Canola prices continue to decline with broad selling across all vegetable oil markets. ICE canola Nov22 futures closed CAD$31.70/t lower at CAD$846.80/t Monday. Matif rapeseed Nov22 futures closed (e)21.75/t lower at (e)673.00/t on Friday. Chicago (CME) Nov22 soybeans closed US63c/bu lower at US1,395.25/bu. Most oilseed futures made an attempt to rally last week after initially reaching oversold territory.
The sell-off has been driven by heavy harvest selling pressure in the northern hemisphere and improved crop prospects for canola in Canada with a continued benign weather outlook for the current crop. Crop forecasts for Canadian canola for the 2022/23 season are as high as 19 million tonnes, a return to average after the drought impacted 2021/22 crop that came in at 12.6mt.
The Canadian canola crop condition is rated at 73 per cent good/excellent compared to 80pc in 2021 (prior to going into drought) and on par with the 10-year average.

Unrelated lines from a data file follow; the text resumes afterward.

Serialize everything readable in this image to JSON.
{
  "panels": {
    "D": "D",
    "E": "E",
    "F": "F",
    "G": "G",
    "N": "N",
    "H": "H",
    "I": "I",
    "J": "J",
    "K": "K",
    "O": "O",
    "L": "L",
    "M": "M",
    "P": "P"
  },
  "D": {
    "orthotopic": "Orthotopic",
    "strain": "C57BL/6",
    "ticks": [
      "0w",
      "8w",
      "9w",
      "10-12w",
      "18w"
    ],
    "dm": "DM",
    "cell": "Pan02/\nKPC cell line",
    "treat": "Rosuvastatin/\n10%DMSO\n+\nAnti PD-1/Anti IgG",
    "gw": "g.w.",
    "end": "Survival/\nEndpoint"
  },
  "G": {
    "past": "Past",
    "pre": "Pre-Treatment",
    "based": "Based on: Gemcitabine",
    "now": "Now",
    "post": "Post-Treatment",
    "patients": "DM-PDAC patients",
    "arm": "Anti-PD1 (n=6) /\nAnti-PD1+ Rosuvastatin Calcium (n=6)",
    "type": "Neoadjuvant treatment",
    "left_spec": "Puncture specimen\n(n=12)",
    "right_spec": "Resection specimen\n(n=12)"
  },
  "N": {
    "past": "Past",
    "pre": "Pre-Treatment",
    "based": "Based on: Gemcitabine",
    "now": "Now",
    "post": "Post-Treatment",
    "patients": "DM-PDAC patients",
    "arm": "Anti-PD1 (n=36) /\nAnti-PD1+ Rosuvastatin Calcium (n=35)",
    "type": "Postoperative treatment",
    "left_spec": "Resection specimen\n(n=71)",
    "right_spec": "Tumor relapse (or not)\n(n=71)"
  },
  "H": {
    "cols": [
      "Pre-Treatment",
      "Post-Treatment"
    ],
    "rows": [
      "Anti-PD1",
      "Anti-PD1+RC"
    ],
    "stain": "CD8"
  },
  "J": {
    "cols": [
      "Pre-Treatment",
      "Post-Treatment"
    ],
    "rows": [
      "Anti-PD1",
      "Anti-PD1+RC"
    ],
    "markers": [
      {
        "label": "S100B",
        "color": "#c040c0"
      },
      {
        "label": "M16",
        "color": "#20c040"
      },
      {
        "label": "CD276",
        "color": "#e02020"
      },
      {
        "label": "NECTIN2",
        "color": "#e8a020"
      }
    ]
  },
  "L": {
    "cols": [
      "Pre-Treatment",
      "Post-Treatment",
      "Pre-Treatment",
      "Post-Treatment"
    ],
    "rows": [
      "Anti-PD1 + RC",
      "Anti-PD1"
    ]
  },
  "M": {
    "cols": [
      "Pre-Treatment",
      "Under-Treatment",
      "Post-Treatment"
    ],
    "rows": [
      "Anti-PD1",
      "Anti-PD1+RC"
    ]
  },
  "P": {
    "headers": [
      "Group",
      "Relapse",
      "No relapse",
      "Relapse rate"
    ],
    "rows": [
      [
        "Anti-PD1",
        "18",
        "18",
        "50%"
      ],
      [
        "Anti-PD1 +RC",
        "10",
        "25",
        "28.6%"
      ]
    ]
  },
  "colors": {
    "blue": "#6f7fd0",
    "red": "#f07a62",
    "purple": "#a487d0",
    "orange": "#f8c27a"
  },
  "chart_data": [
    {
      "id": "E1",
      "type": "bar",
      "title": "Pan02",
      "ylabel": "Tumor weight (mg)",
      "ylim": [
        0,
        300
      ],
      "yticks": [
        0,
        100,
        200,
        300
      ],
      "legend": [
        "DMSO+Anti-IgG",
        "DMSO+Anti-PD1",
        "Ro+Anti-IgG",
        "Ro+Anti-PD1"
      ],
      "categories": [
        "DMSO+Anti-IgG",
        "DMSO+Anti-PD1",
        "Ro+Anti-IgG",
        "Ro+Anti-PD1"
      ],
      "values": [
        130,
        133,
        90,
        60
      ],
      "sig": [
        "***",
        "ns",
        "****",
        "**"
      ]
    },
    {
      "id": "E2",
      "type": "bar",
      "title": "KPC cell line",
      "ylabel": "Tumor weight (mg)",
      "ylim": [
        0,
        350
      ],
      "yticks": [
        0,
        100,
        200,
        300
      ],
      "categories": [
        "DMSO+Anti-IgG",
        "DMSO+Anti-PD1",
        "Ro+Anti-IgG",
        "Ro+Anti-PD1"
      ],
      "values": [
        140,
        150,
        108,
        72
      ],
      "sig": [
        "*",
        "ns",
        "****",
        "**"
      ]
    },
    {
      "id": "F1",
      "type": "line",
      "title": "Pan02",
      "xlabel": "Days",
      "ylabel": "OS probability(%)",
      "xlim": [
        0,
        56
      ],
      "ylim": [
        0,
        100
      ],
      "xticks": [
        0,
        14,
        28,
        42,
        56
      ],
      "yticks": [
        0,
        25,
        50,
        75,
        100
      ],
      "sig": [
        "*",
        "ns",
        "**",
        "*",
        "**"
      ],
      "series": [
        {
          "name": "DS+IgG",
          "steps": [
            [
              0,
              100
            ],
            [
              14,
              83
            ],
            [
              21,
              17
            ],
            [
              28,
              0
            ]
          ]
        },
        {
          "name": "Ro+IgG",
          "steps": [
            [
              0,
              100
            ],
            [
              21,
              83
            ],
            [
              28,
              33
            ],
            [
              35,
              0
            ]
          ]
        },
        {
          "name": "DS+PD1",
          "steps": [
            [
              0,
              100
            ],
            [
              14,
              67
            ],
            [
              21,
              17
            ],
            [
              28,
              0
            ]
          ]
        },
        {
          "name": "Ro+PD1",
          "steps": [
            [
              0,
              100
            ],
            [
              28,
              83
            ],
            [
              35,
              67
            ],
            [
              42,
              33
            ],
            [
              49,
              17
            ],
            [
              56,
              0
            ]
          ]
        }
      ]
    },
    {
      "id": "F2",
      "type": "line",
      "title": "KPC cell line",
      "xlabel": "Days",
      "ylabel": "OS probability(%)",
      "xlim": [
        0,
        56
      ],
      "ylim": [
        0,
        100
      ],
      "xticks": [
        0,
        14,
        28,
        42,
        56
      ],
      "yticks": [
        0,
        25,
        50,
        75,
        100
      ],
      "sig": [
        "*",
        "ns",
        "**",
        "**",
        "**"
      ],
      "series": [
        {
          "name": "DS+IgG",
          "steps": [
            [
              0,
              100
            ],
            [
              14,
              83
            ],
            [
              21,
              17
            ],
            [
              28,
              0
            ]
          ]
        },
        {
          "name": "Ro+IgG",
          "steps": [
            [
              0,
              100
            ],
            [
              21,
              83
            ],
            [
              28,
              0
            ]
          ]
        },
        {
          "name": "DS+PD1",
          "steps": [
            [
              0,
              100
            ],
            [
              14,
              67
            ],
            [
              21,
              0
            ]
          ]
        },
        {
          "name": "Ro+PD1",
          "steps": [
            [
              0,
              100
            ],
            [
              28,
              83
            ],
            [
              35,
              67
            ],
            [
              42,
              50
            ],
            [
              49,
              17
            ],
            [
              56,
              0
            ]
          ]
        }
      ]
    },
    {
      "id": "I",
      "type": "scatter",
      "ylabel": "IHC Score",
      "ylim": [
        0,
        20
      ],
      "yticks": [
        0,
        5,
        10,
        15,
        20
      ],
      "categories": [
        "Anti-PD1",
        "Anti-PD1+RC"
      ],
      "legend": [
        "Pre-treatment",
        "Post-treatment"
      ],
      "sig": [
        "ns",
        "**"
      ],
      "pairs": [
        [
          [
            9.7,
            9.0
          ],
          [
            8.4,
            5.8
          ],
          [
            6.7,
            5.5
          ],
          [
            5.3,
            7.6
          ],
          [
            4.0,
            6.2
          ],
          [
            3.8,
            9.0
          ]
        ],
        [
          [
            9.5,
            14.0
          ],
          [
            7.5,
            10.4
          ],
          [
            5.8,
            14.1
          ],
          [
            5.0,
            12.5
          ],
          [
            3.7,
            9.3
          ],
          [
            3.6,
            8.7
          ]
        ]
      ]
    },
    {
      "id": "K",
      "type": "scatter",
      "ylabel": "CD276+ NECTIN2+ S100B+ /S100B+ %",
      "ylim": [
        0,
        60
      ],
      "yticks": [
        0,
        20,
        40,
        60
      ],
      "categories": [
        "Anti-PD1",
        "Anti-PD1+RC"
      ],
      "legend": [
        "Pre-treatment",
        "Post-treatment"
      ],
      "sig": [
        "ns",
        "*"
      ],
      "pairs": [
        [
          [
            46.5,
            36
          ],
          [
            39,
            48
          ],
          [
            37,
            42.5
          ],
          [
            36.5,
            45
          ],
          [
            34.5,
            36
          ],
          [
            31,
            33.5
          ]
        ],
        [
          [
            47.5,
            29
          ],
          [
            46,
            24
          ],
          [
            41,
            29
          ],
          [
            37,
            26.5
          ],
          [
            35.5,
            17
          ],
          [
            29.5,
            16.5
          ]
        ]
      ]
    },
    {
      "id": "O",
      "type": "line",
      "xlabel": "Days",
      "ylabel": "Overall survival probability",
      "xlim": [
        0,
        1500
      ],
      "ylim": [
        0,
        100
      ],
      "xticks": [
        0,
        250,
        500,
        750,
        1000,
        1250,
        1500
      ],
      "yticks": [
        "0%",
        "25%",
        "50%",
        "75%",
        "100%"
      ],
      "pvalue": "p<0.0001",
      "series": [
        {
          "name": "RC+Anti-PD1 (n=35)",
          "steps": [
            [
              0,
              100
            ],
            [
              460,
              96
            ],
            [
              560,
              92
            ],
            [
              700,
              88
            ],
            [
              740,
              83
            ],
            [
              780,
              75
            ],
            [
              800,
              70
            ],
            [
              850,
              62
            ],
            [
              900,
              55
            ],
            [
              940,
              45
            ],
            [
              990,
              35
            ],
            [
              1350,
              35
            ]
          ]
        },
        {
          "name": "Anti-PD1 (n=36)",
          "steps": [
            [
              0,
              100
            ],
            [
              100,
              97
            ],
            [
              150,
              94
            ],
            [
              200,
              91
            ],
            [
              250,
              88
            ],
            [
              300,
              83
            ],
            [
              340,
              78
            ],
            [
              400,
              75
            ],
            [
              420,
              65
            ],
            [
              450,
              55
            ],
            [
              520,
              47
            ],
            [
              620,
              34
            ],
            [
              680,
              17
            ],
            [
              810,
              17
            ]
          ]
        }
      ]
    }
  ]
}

With only recent western rains providing relief and excess moisture in the east, final area and production figures could be slightly lower than the current forecasts.
Global oilseed production is currently forecast to increase by around 8pc year-on-year due to improved canola production in Canada and the EU, in combination with a large soybean increase in South America.
Meanwhile, Ukraine rapeseed production is forecast to increase to 3.75mt (USDA May forecast 3.2mt) up from 2.93mt in 21/22 season with the area planted to rapeseed increasing from 1 million hectares to 1.4 million ha, a 14-year high. The area planted to rapeseed is concentrated in western Ukraine which is further from the hostilities affecting the Black Sea ports. Around 90pc of Ukraine rapeseed exports are to Europe and these supply lines, although stretched, are less affected compared to cereal exports.
The United States Department of Agriculture crop report, released on Friday, pegged soybean acres up 1pc at 88.3 million acres. Last week the NASS crop progress report rating for US soybean crop of good / excellent fell 3pc to 65pc. This is forecast to decline another 1 or 2pc lower this week on the back of dry and hot weather. While this news would be seen as bullish, soybean futures fell on fund liquidation before the July 4 holiday weekend in the US; bearish seasonal trends and technical selling added further pressure.
The weekly commitment of traders report for CME soybeans saw funds reduce their net long positions by around 30,000 contracts. Funds are now net long 125,000 contracts, the smallest position since January and down from 153,000 contracts in mid-May when the Nov22 soybean futures price peaked at US$1588c/bu.
As new crop supplies become available and markets gain greater certainty over a modest rebound in global oilseed production, global oilseed prices are likely to remain relatively low in the short term. In the absence of any market shocks, seasonal price lows are expected in September. A reassessment of global stocks-to-use post northern hemisphere harvest in October will help provide market direction ahead of the Aussie canola harvest.